One of the reasons why scavenging is so popular in Vancouver is that British Columbia offers refunds on deposits for all drink containers, in fact, except milk. And in the heart of the city's Downtown Eastside, there's a huge depot where recyclers can return as many containers as they wish. Up to 700 people a day file into the noisy outlet with bags of recyclables. The depot, a registered charity, ships out about 60,000 containers each day. It was started by Mr. Lyotier, who was fed up with the runaround from retailers who refused to pay.

A skilled scavenger can redeem as much as $40 a day in glass and metal containers culled from trash bins. But Mr. Tikl's pace is more relaxed pace: about $10, enough for a day's supply of beer.

He works a stretch of alleys near the picturesque English Bay and prefers to call himself a professional recycler. Everything he's wearing, all the food in his "fridge," and his assortment of dishes and utensils, come from garbage bins. He's never gone hungry, he said, adding that people would be surprised at the "high-end" food that lands in the trash: "I eat damn good."

Asked what's on the menu today, Mr. Tikl opened a plastic container filled with precooked pink shrimp, salvaged from the trash that morning when they were still frozen.

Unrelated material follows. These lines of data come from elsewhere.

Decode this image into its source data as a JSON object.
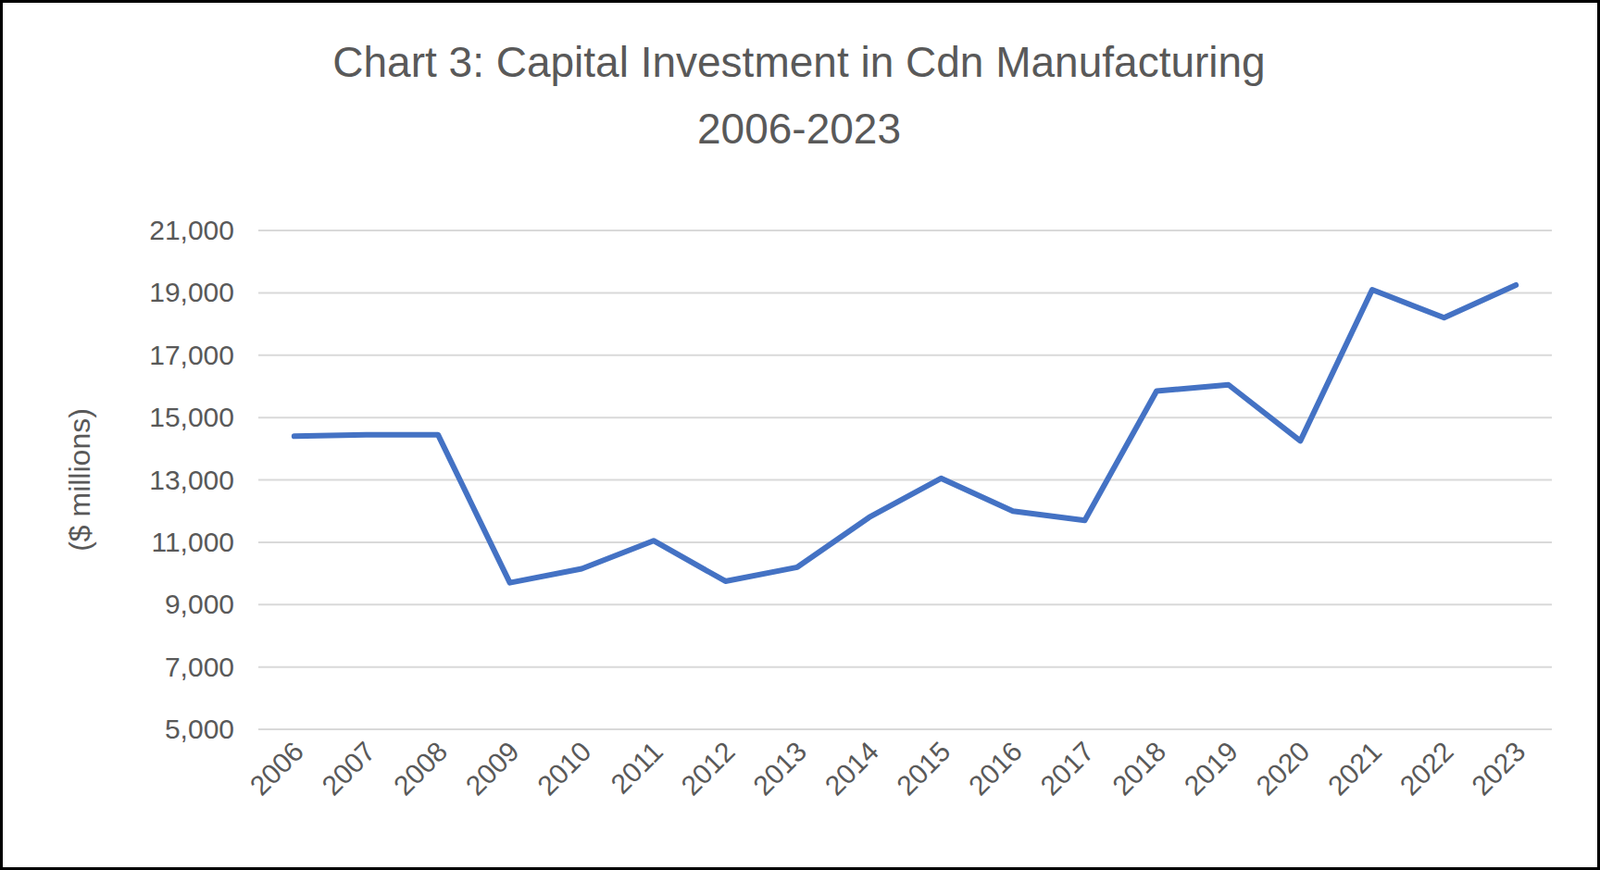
{
  "chart_data": {
    "type": "line",
    "title": "Chart 3: Capital Investment in Cdn Manufacturing\n2006-2023",
    "y_label": "($ millions)",
    "categories": [
      "2006",
      "2007",
      "2008",
      "2009",
      "2010",
      "2011",
      "2012",
      "2013",
      "2014",
      "2015",
      "2016",
      "2017",
      "2018",
      "2019",
      "2020",
      "2021",
      "2022",
      "2023"
    ],
    "values": [
      14400,
      14450,
      14450,
      9700,
      10150,
      11050,
      9750,
      10200,
      11800,
      13050,
      12000,
      11700,
      15850,
      16050,
      14250,
      19100,
      18200,
      19250
    ],
    "color": "#4472c4",
    "ylim": [
      5000,
      21000
    ],
    "yticks": [
      {
        "value": 5000,
        "label": "5,000"
      },
      {
        "value": 7000,
        "label": "7,000"
      },
      {
        "value": 9000,
        "label": "9,000"
      },
      {
        "value": 11000,
        "label": "11,000"
      },
      {
        "value": 13000,
        "label": "13,000"
      },
      {
        "value": 15000,
        "label": "15,000"
      },
      {
        "value": 17000,
        "label": "17,000"
      },
      {
        "value": 19000,
        "label": "19,000"
      },
      {
        "value": 21000,
        "label": "21,000"
      }
    ],
    "grid": true
  }
}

Not everyone is enamoured of binner culture. Apartment dwellers have been known to approach a dumpster with their bags only to see a binner pop his head out. Others say binners leave a trail of debris after they sort through the trash.

With complaints mounting, city officials considered padlocking dumpsters. Faced with the threat of a lockout, Mr. Lyotier convened a meeting at his recycling depot, inviting Vancouver's top binners to hash it out with city staff.

The idea for uniforms and badges actually came from the binners, who feared for their livelihoods if dumpsters were padlocked.

Mr. Lyotier said the uniforms could be informal, even just a T-shirt and cap. But the plan has fallen flat with some scavengers, who say it runs counter to a street person's disdain for rules and regimen.

Mr. Tikl said the residents who live in his trapline already know him and trust him. "I'm neat and tidy." He's worried that city hall's real agenda is to crack down on street people before the 2010 Winter Olympics.

City officials deny this, saying they are simply responding to residents' complaints. Kevin Van Vliet, an engineer in the city's solid waste management division, said there is respect for the binners' role, noting they divert thousands of bottles and cans from landfills each week.

But some residents have genuine fears, he said.

"[Uniforms]might be a way to identify them and say to people: 'I'm a responsible binner. I'm not a mugger.' "

Mr. Van Vliet conceded, however, it could be tricky regulating the eccentric group. "If you give out a vest, can you take it back if the guy turns out to be a mugger?"

As for Mr. Tikl, he said he'll wear a badge and uniform if forced to.

"I guess I will," he said. "Because this is my living."